Whether Keith Olbermann has no intention of ever working in sports TV again or television altogether, I cannot say for certain. But if he’s burned a number of career bridges previously, one of ’em is positively napalmed in his latest MLBlogs post, “You Can Rely On ESPN: They’ll Always Let You Down”. Olbermann refers to Wendi Nix as “info-challenged”, cites the “jab-pencils-into-your-eyes repetitiveness” of Sir John Kruk and dubs ESPN’s Sunday Night Baseball broadcast, “Bobby Valentine’s Three-Hour Autobiographical History Of The World”. And that’s before Keef really unloads on the Worldwide Leader, cutting his former employer down to size for their startling failure to adjust ESPN.com’s Fantasy Baseball game to reflect SF’s Pablo Sandoval being placed on the disabled list in a timely fashion (ie. within a day of his hitting the DL in real life).

For Sandoval’s thousands of “owners” – and by the company’s own stats he is “owned” in every single one of the leagues it operates – they are thus not only deprived of his services and the opportunity to replace him, but conceivably could have sat there in frozen and agonized horror while other owners in their league got to his potential replacements first. A call to ESPN’s fantasy “help” line revealed this disturbing fact: the phone operator said the game managers never updated disabled list eligibility over the weekend, so Sandoval would likely not be made DL-eligible before Monday. If it hadn’t happened by then, the operator helpfully suggested, they could write up a “ticket” and see if the problem could be corrected in the next few days.
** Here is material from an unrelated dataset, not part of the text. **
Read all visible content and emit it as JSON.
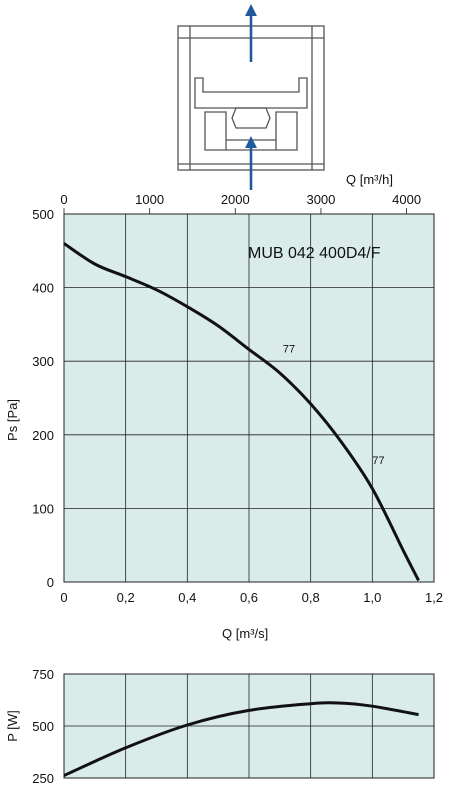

When I was at ESPN, the then managing editor John Walsh used to forcefully remind us that all the research data on the constancy of the audience produced the same stark data: they were the most loyal in television, and planned to remain loyal for ever more – unless somebody came along and offered them a better product. Leaving a few thousand fantasy players remembering the weekend “ESPN” became a four-letter word may not seem like a back-breaking straw, but combine it with the soliloquies of Bobby V and the knowledge that the network’s key games will soon enough get trundled off to the backwaters of ESPN2 to provide space for football exhibitions – to say nothing of the existence of a truly superb 24-hour product from MLB Network – and you can almost watch the loyalty dissolving before your eyes.